Abby habla un poco más fuerte de lo debido. Es feliz; no, más que eso: se siente maravillosamente bien. Los últimos días, además de tener las náuseas y los vértigos habituales, había estado bastante pachucha. Había empezado a encontrarse mal al día siguiente de su llegada a Sidney; con fiebre alta y unas agujetas espantosas. Ese estado febril no había cesado hasta el momento de embarcar en el vuelo de regreso. Desde entonces, pese a las patadas del bebé, tiene la sensación de flotar entre algodones.

Abby piensa en Marvin mientras este continúa desgranando su lista de nombres. Piensa en su cuerpo, en su sexo en su mano, en su sexo dentro de su vientre. Ríe como una niña mientras descarta la escena particularmente atrevida que acaba de dibujarse en su mente. Sus primeros pensamientos eróticos desde hace semanas. Continúa avanzando por las cintas transportadoras. No ve las miradas horrorizadas que se posan sobre ella cuando se cruza con grupos de viajeros. Abby empieza a quedarse sin aliento. En los últimos metros, tiene la impresión de estar subiendo una cuesta Sí, eso es; está agotada y sin aliento como si estuviera escalando una pendiente o subiendo una escalera interminable. Es extraña esa sensación de ralentización, esa tensión en los músculos. Repara por fin en las miradas de espanto y se vuelve para ver a quién mira la gente de esa forma. Hace una mueca. Le duele muchísimo el cuello. Nadie detrás de ella. Abby vuelve a fijar su atención en los viajeros. Algunos se tapan la boca al verla, otros profieren exclamaciones de sorpresa, la mayoría de ellos callan y se limitan a observarla con una expresión de terror.

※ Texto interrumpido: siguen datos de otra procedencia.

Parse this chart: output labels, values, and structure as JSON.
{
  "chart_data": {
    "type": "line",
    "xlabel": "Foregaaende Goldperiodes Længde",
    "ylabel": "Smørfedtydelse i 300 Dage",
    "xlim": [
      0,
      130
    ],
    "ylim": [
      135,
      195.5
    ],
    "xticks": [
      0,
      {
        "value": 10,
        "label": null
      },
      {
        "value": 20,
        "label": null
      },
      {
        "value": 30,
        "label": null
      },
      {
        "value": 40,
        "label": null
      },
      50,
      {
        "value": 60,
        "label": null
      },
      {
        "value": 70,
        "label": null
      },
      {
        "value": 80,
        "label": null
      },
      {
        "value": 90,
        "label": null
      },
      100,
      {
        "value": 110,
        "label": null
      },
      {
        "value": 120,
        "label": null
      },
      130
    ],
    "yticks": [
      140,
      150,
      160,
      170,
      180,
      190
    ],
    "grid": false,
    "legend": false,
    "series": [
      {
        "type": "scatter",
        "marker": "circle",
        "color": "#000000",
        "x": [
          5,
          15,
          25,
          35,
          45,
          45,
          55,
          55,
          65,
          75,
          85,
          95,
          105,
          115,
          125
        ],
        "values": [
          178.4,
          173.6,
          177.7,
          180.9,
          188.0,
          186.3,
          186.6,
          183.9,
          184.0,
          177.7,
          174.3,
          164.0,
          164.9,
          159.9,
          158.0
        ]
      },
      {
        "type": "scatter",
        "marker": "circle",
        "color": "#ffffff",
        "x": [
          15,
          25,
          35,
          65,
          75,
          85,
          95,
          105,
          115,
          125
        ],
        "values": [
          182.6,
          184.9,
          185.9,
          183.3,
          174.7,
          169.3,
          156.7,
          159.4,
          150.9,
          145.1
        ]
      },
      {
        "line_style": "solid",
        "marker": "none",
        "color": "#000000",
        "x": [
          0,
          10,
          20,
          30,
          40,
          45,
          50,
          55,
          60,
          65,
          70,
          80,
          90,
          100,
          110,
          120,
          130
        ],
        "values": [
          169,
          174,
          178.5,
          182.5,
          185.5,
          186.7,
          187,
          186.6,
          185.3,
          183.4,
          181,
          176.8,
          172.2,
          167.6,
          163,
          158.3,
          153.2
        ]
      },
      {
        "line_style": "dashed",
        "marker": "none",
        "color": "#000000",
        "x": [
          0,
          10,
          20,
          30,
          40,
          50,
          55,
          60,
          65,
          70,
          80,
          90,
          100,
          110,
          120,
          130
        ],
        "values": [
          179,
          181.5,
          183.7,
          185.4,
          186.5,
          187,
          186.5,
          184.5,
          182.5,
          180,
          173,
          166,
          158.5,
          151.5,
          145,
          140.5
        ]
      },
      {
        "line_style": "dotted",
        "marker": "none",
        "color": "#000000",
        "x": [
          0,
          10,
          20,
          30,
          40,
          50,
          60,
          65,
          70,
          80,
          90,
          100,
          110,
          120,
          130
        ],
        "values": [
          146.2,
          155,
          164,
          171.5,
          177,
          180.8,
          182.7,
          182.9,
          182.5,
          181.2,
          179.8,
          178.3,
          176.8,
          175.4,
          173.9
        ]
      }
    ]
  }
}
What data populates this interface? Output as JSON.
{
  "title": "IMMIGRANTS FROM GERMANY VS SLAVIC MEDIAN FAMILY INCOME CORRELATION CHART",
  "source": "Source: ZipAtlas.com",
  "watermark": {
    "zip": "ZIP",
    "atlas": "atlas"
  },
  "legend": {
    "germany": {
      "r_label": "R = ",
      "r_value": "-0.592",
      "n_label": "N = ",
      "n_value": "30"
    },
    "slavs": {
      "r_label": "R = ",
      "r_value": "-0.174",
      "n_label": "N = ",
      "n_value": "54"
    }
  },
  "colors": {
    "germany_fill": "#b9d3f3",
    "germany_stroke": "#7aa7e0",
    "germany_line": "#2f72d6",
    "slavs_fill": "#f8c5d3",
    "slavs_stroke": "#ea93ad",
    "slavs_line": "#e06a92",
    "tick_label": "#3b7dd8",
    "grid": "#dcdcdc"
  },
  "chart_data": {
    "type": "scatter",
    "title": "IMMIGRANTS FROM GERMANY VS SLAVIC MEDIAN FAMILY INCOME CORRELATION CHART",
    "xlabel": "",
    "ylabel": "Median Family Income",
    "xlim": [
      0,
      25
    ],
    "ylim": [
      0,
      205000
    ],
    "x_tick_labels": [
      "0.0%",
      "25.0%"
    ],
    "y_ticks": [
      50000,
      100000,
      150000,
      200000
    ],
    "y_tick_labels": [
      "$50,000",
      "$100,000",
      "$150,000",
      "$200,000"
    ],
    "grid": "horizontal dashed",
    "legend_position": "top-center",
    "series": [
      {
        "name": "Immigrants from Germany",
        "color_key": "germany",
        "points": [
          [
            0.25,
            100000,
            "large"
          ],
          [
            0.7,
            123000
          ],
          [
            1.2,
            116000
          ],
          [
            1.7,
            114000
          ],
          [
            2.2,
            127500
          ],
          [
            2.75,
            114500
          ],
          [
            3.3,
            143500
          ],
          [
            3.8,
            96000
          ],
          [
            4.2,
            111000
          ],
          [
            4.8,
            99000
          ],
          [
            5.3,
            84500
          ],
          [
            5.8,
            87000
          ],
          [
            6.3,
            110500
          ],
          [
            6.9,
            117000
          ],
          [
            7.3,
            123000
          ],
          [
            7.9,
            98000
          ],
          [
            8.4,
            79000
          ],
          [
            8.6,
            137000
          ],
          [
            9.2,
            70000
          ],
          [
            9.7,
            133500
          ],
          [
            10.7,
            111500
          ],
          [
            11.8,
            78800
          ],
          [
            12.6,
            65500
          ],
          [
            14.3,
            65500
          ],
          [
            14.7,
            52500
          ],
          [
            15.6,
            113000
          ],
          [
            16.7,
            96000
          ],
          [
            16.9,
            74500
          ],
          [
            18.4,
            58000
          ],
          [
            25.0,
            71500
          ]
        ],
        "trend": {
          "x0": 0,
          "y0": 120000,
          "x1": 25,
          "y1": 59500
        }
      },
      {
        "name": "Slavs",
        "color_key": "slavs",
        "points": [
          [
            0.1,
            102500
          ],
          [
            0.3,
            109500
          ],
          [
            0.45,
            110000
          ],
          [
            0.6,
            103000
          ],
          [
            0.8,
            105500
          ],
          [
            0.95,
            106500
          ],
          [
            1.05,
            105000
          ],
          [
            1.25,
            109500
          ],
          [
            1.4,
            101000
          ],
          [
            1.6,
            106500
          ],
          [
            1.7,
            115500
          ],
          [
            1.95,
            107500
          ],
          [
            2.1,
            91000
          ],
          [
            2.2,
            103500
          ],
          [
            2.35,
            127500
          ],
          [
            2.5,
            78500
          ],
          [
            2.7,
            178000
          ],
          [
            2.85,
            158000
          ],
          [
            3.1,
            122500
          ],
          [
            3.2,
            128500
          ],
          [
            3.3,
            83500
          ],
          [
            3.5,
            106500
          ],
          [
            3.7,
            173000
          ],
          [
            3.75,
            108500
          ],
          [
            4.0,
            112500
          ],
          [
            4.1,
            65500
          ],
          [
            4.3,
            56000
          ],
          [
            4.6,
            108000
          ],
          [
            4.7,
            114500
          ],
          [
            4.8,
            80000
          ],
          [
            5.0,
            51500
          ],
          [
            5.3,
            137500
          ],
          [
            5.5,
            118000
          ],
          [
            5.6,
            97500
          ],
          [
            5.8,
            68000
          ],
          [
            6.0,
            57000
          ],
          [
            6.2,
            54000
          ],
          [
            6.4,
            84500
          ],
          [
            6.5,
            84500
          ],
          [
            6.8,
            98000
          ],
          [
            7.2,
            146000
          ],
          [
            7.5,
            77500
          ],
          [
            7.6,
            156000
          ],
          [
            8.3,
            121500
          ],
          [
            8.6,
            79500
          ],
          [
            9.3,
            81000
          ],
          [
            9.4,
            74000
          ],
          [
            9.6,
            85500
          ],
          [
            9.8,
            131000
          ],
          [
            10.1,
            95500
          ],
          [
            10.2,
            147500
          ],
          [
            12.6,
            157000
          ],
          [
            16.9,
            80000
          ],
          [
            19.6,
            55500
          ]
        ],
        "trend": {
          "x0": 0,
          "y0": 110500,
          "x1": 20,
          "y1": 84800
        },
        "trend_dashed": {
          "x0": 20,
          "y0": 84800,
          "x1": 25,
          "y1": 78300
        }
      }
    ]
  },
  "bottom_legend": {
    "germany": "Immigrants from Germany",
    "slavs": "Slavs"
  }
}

—¿Es a mí a quien fulminan con la mirada estos gilipollas?

—Abby… ¿Qué dices?

—Qué raro, todo el mundo me mira como si fuese un kamikaze de al-Qaida con un cinturón de explosivos. En serio, Marvin, ¿se puede confundir a una bella pantera embarazada como yo con uno de esos cabrones terroristas?

—¿Quién está al aparato? Abby…, ¿eres tú?

—Pues claro que soy yo, ¿quién quieres que…?

Abigail se ha detenido. No puede más. Tiene que descansar. Se lleva las manos al vientre y reprime un sollozo de terror. Su vestido está empapado. Abby levanta las manos y deja escapar el gemido que estaba conteniendo. Sus dedos están manchados de sangre, pero eso no es lo peor. Lo peor son sus dedos. La piel de sus manos ha perdido su bonito color ébano. Parecen unas viejas manos ganchudas deformándose como garras. Abby levanta los ojos en medio de los gritos de los viajeros. Ve en un espejo el reflejo de una viejísima mujer negra cuyos cabellos se desprenden a puñados. La anciana mira a Abby. Como ella, alarga los brazos hacia el espejo.

—Dios mío, Marv, hay algo que va mal. No… no me veo en el espejo.

Los espasmos sacuden el cuerpo de Abby cuando ve que de los labios de la vieja negra sale sangre. La sangre resbala por su barbilla y su cuello. Se pasa una mano por el escote, arrugado y con la carne blanda. Entonces, Abby comprende que es a ella a quien contempla en el espejo, a ella a quien los viajeros señalan con el dedo. Ahora, algunos vomitan; otros se desmayan. Una niña deja escapar un grito agudo mientras algo se desprende de la anciana y aterriza en el suelo con un chasquido húmedo. Abby da unos pasos más en dirección al espejo y cae lentamente de rodillas. Unos enfermeros corren hacia la pequeña criatura, que se retuerce entre unos gemidos roncos.